= Krush =

British dance music group

Krush were a UK dance music group, who had a crossover hit single with "House Arrest" in 1987.

==Career==
The group consisted of musicians Mark Gamble, Cassius Campbell and record producers Mark Brydon and Robert Gordon. Ruth Joy was the featured vocalist.

"House Arrest", a sample-based dance track, was a No. 3 hit on the UK Singles Chart in December 1987 into January 1988. Alongside similar releases by artists such as Bomb the Bass and S'Express, "House Arrest" is considered a pioneering example of British house music. It has since been licensed to numerous compilation albums.

Their second single "Walking on Sunshine" was a club hit in 1992, and peaked at No. 71 on the UK Singles Chart. Brydon went on to have continued success with a variety of other projects within house/dance music. The most notable of these was as the producer of The Funky Worm, who had a top 40 hit in the UK in 1988, with "Hustle (To the Music)". However, Brydon's biggest success came from the mid-1990s onwards with vocalist Róisín Murphy, as the producer of Moloko. Gordon was also well known within Sheffield's music scene, and was the co-producer of Forgemasters' "Track with No Name", one of the seminal tracks of the Yorkshire Bleeps and Bass scene. Gordon was also a co-founder of Warp Records, until leaving the label acrimoniously in 1991.

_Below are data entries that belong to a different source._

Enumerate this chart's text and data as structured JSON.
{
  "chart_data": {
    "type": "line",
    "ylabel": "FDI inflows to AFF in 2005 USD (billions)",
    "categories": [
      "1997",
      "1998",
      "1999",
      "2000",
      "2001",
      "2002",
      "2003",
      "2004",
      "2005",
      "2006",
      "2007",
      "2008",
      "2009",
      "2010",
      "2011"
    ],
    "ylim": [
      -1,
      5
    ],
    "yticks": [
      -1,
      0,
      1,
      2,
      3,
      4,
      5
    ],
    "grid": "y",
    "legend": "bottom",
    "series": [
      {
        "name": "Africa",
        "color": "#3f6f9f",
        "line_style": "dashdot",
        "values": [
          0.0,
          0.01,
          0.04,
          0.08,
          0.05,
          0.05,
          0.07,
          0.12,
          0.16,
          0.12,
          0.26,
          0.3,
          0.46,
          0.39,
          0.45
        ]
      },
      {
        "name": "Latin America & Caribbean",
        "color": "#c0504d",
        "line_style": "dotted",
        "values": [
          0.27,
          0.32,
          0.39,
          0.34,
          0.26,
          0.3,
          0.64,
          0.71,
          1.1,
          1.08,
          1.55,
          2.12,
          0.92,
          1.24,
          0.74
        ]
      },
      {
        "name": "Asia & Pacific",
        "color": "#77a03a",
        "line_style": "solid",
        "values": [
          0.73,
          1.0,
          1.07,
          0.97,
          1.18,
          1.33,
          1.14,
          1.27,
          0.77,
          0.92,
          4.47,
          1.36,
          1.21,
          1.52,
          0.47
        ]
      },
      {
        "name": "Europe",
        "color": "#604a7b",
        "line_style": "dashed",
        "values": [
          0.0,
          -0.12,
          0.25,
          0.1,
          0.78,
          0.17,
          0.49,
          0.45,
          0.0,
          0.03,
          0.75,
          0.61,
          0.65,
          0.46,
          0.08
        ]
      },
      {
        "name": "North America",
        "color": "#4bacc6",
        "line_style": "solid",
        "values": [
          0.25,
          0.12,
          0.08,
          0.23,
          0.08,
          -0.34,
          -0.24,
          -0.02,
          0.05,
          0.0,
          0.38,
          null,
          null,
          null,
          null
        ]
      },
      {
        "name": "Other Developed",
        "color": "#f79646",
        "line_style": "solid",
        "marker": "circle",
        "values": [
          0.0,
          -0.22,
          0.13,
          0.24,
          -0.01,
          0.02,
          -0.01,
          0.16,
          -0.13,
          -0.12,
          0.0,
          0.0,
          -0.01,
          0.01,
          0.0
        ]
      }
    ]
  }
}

In 1989, Ruth Joy (real name Ruth Joy Oram) launched a solo career, releasing the single "Don't Push It" (UK No. 66) (backed with "Gimme Your Love") on MCA Records. Both tracks were produced by Mantronik. She followed it up with the single "Soul Power", and in 1991 she released the Carl McIntosh-produced (of the band Loose Ends) "Feel" (UK No. 67). All of these tracks, plus some additional ones, ended up on her 1992 album, Pride and Joy.